Managers need to step up

Workplace safety regulators are taking a strong line on workplace psychological injuries. A strategy document released by SafeWork NSW1 reports that psychological injuries are increasing at more than double the rate for physical injuries. And SafeWork has made it clear they are going to come down hard on employers that don’t protect their staff.

Alongside that, we have the ‘positive duty’ provision in the Respect@Work legislation. Employers have a positive duty to as far as practicable ensure that sexual harassment, bullying, and discrimination are eliminated from their workplaces.

Sexual harassment is all over the news at present. It’s not just the headline cases: Nine Media, Rio Tinto, Country Road – even the ABC. It’s also the reports, for example from the Human Rights Commission2, that more than 40% of female workers and more than 25% of male workers report having been sexually harassed at work. (And the HRC says it’s much worse in male-dominated industries.)

There can hardly be a more significant risk factor for workplace psychosocial injuries than sexual harassment, discrimination and bullying. Commonly, we see people coming out of these situations suffering severe, lifelong psychological harm.

This poses a double jeopardy for business: two different laws coming at the same problem from different directions.

Direct managers have a significant role to play

In many cases, people’s direct managers are the perpetrators. In cases currently in the news, the power imbalances, and the sense of entitlement that the relevant managers exhibited, were common factors.

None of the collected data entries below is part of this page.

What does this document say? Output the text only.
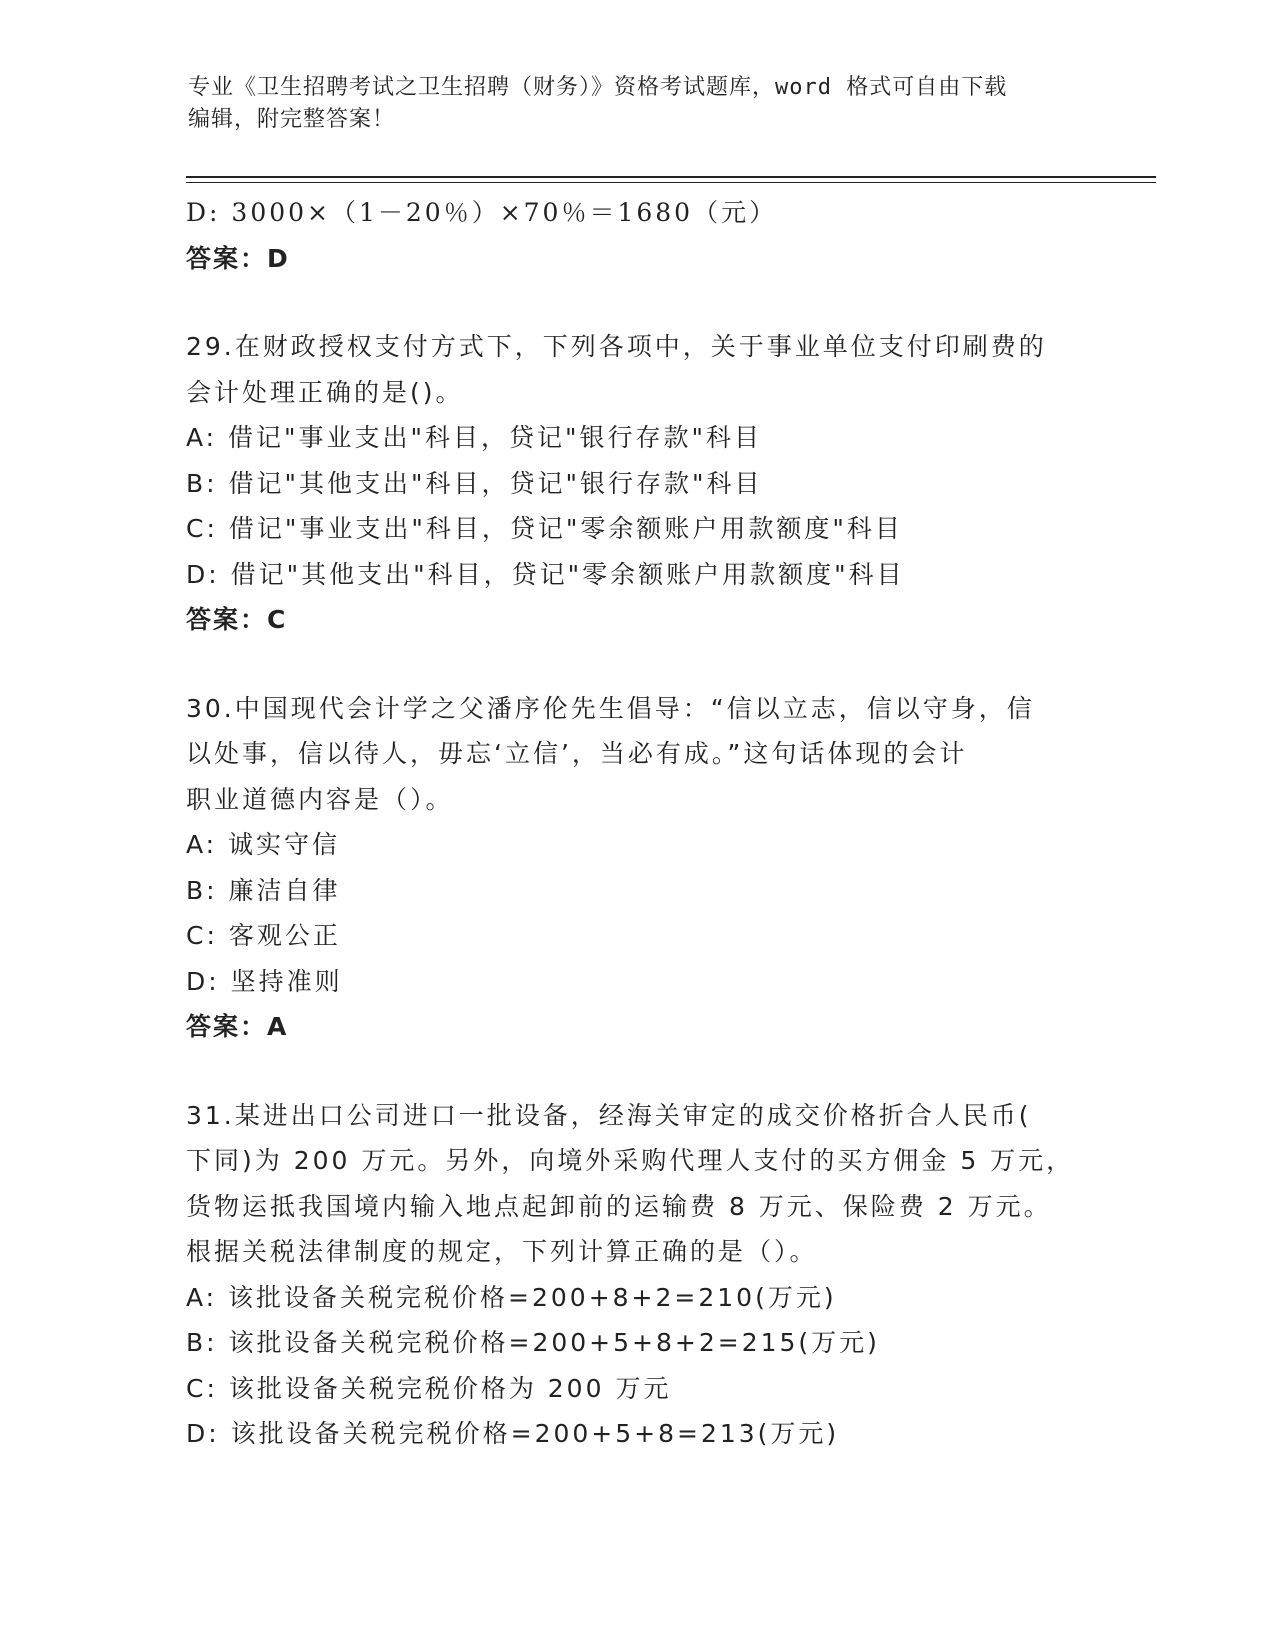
专业《卫生招聘考试之卫生招聘（财务）》资格考试题库，word 格式可自由下载
编辑，附完整答案！
D: 3000×（1－20％）×70％＝1680（元）
答案：D
29.在财政授权支付方式下，下列各项中，关于事业单位支付印刷费的
会计处理正确的是()。
A: 借记"事业支出"科目，贷记"银行存款"科目
B: 借记"其他支出"科目，贷记"银行存款"科目
C: 借记"事业支出"科目，贷记"零余额账户用款额度"科目
D: 借记"其他支出"科目，贷记"零余额账户用款额度"科目
答案：C
30.中国现代会计学之父潘序伦先生倡导：“信以立志，信以守身，信
以处事，信以待人，毋忘‘立信’，当必有成。”这句话体现的会计
职业道德内容是（）。
A: 诚实守信
B: 廉洁自律
C: 客观公正
D: 坚持准则
答案：A
31.某进出口公司进口一批设备，经海关审定的成交价格折合人民币(
下同)为 200 万元。另外，向境外采购代理人支付的买方佣金 5 万元，
货物运抵我国境内输入地点起卸前的运输费 8 万元、保险费 2 万元。
根据关税法律制度的规定，下列计算正确的是（）。
A: 该批设备关税完税价格=200+8+2=210(万元)
B: 该批设备关税完税价格=200+5+8+2=215(万元)
C: 该批设备关税完税价格为 200 万元
D: 该批设备关税完税价格=200+5+8=213(万元)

In other cases it’s the workplace culture that legitimates peer-to-peer harassment. Usually the culture persists because the team manager either approves of the culture or fails to take effective action to repair it.

If organisations are going to protect themselves from the serious consequences – the very serious consequences – of workplace harassment and workplace psycho-social injuries, then it is clear that they need to make sure their people managers are up to the task, and in many cases this will require a change to the organisation’s training culture.3

Management Modelling of the Required Behaviours

It is crucial to understand that what we are talking about here is a cultural change. The change involves, among other things:

  • the very significant change of emphasis from a regime focussed on penalising bad behaviour to one focussed on mandating good behaviour
  • a cultural change that involves creating a culture of respect and equality
  • an attitudinal change on the shop floor

Change Management

We know that no significant cultural or behavioural change can ever succeed if it is not championed at a senior level in the organisation. For organisations to avoid the double jeopardy it is imperative that senior management models the required behaviours.

This involves

  • clearly exhibiting the required behaviours themselves
  • resolutely supporting those people in the organisation tasked with implementing the change
  • not tolerating any failure to comply, no matter by whom4

GRC Solutions Resources

We offer:

  • A suite of online training relevant to this area, including Workplace Behaviours Training and Psychosocial Hazards Training. View our relevant courses here.
  • Facilitated workshops delivered by experts in the field – download our brochure here.

 

Notes

1 https://www.safework.nsw.gov.au/__data/assets/pdf_file/0009/1289646/safework-nsw-psychological-health-and-safety-strategy-2024-2026.pdf at 2.2.1

2 https://humanrights.gov.au/time-for-respect-2022

3 Far too few people managers are properly trained for their roles. It is always bizarre to see that a business that wouldn’t dream of putting an unlicensed operator in charge of a piece of machinery, or allow an unqualified worker onto a trading floor, thinks nothing of putting an untrained person in charge of the business’s most important, and most expensive asset, its staff.

4 This latter may be the hardest to achieve: too often the perpetrator of these behaviours is a rainmaker who is allowed to feel their value to the organisation confers on them a level of immunity – even of entitlement.